On your point about the merger of inspectorates, there was a real divide in opinion. Some people thought that the inspectorates should merge and do so as quickly as possible, others felt it was an incredibly bad idea for a range of different reasons. Some think it's about the sprawling nature and how broad health and social care are in any event. The care standards inspector, of course, rubs up against early years and Estyn, in any event. So, actually, there are links between the three inspectorates that matter as well, and having a new superinspector is something that not everybody thought was the right thing to do. So, we'll develop how we have further joint working between those inspectorates, deal with the legislative underpinning for Healthcare Inspectorate Wales, but it's possible, of course, that a future Government may come back and say, actually, the time is now right to think about having a merged inspectorate, not just an inspectorate that works on a more complementary basis.

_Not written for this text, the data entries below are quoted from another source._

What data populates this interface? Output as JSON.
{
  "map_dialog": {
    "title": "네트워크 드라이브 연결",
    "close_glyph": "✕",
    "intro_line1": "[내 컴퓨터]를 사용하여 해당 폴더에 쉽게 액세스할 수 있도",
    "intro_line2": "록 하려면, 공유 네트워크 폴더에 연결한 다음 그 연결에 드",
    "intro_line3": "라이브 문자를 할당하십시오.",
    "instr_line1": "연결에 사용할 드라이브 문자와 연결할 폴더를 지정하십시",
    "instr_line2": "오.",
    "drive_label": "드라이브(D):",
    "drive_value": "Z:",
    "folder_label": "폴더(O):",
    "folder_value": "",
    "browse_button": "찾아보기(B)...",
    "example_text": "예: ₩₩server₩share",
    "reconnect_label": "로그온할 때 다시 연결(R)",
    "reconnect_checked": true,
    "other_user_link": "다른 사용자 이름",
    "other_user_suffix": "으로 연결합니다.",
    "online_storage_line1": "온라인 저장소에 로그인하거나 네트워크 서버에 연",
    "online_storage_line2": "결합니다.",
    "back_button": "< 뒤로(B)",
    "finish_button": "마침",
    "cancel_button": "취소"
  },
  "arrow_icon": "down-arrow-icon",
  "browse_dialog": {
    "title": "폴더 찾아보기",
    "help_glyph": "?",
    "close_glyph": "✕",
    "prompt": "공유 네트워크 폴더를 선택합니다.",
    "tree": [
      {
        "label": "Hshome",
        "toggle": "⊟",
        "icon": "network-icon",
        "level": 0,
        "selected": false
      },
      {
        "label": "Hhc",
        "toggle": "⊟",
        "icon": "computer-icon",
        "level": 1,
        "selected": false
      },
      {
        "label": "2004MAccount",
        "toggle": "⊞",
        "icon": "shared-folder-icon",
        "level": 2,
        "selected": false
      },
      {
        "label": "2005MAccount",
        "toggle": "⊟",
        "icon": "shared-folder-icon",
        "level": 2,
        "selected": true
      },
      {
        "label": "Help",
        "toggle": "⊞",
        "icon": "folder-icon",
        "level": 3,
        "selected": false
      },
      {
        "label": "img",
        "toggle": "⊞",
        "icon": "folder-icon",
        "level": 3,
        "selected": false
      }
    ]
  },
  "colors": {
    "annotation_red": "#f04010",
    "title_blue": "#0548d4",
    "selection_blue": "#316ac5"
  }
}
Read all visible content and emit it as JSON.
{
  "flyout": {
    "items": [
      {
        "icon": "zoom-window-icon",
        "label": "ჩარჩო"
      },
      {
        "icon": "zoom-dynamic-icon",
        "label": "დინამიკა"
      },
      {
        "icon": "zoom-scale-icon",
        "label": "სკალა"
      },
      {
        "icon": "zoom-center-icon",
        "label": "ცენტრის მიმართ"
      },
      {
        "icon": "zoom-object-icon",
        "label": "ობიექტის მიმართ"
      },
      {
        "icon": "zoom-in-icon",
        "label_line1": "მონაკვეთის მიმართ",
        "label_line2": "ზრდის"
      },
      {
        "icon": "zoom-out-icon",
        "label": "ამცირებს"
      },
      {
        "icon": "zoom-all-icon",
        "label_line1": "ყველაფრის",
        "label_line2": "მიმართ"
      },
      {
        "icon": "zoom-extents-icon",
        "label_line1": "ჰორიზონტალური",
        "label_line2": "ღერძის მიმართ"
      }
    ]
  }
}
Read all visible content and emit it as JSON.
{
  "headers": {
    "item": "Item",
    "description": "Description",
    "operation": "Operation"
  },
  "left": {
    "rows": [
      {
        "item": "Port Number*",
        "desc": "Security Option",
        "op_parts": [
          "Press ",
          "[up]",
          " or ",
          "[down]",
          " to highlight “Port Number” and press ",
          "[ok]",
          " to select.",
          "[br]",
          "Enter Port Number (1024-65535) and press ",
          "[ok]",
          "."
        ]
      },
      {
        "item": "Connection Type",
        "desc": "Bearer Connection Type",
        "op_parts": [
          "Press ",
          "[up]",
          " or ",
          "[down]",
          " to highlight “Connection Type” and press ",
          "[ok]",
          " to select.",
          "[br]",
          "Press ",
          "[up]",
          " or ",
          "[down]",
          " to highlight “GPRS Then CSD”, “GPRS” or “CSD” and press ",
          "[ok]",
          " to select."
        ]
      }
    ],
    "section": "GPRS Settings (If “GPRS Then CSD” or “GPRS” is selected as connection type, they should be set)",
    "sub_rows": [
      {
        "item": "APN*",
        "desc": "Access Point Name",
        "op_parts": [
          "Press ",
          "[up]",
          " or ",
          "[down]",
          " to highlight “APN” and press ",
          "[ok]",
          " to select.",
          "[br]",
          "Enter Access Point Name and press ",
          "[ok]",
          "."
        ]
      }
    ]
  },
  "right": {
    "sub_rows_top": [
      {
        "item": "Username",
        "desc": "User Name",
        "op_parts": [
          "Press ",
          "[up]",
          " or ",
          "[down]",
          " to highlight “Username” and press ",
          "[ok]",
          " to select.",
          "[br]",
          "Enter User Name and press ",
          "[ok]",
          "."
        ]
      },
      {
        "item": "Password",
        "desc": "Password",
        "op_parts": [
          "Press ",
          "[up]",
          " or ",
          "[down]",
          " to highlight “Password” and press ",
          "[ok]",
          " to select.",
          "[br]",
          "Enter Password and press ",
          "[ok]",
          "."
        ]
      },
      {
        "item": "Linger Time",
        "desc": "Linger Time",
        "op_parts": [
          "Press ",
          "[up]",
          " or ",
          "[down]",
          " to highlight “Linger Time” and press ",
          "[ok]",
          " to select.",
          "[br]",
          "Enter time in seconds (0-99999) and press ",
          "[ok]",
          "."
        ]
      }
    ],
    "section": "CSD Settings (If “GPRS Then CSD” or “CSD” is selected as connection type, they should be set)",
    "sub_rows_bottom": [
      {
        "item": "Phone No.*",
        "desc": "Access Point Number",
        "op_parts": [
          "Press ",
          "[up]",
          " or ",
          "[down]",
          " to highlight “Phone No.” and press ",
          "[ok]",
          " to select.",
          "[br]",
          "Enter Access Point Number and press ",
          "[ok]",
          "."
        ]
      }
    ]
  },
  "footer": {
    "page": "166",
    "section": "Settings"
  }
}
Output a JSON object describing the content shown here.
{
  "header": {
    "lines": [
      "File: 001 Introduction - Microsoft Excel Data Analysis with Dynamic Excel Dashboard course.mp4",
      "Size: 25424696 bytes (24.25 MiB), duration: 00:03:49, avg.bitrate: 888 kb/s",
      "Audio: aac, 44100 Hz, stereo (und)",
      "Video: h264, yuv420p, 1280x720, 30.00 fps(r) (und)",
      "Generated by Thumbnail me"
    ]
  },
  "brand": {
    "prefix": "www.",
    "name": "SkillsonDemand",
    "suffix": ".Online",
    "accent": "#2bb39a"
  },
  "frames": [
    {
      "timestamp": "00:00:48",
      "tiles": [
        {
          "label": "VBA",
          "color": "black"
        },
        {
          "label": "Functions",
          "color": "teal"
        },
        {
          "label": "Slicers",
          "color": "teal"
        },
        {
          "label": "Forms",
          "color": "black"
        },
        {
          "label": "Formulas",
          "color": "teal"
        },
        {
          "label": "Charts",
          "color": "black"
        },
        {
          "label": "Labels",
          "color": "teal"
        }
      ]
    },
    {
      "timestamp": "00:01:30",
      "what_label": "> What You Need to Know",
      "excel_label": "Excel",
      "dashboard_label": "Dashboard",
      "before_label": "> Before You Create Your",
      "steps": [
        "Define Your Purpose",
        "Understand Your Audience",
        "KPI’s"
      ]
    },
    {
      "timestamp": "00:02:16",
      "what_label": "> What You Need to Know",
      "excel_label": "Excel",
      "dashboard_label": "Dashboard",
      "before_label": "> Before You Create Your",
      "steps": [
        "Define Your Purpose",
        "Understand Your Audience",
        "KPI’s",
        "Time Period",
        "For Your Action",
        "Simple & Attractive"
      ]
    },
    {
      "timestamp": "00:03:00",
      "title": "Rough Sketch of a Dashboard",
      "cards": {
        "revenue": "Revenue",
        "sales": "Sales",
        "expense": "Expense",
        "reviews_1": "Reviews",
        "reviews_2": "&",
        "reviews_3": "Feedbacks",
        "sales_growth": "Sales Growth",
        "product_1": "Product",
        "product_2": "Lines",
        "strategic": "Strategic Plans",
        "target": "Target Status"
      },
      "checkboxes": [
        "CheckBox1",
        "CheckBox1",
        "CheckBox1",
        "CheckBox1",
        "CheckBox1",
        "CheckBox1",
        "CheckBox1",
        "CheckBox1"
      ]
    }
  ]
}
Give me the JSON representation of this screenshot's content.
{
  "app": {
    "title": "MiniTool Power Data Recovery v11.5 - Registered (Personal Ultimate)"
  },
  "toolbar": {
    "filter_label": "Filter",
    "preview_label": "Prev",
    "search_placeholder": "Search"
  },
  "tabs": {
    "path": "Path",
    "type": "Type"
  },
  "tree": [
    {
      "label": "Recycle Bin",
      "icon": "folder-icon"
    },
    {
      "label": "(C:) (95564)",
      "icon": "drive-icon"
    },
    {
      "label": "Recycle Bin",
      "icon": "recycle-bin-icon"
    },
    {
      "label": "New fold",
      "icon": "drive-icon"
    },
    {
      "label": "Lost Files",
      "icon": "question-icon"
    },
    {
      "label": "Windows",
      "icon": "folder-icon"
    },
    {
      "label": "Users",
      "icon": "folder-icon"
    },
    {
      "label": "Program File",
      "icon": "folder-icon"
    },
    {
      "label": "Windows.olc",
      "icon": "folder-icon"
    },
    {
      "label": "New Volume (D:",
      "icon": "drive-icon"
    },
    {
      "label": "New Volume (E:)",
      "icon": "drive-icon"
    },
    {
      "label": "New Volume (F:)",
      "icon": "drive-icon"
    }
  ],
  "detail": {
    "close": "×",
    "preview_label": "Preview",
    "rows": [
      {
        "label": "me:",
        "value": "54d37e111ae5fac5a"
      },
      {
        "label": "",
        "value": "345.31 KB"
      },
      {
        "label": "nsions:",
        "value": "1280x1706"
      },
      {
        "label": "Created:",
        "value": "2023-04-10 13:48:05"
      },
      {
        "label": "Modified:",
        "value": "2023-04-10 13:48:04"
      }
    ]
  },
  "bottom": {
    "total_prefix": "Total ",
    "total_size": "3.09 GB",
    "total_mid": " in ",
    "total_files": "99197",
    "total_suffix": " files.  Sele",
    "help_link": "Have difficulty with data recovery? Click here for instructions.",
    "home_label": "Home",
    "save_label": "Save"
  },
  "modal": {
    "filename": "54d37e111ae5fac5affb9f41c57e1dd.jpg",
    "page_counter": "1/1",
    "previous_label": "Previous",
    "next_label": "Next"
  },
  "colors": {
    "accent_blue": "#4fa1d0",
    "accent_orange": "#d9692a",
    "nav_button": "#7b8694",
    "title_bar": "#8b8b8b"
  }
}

And finally, your comment about carrying the can. I think the easiest thing is to call for somebody to go, and as a Minister it's much easier to get rid of someone—although that's sometimes difficult—than to then replace them with someone who will improve the position you find yourself in. And I think there's a real challenge about the culture that we have within health and social care and more broadly across public services. So, we don't simply tolerate failure. There is accountability, but equally, we don't move to the extreme end where people recognise their time is limited and they can expect to have a tap on the shoulder or be shown the door within a brief period of time. I heard Bruce Keogh give his leaving speech, and I think it was interesting. It was his leaving speech to the NHS Confederation conference in Liverpool last summer. He said, 'We must recognise there is something wrong in our system if the average life expectancy of a chief executive within an NHS trust in our system—England—is less than two and a half years.' Two and a half years is not a period of time for a chief executive in a large, complex organisation to understand it, to get on top of the challenges, and to be able to make real and lasting change. Now, that's one end of our spectrum. We need to think about what is appropriate here, how much tolerance we have, our ability to get different and better people if we recognise there is a problem, and also how we work to support organisations that are going through difficulty. So, I want a generally rounded approach—one that has real teeth and real accountability within it.
Thank you very much, Cabinet Secretary.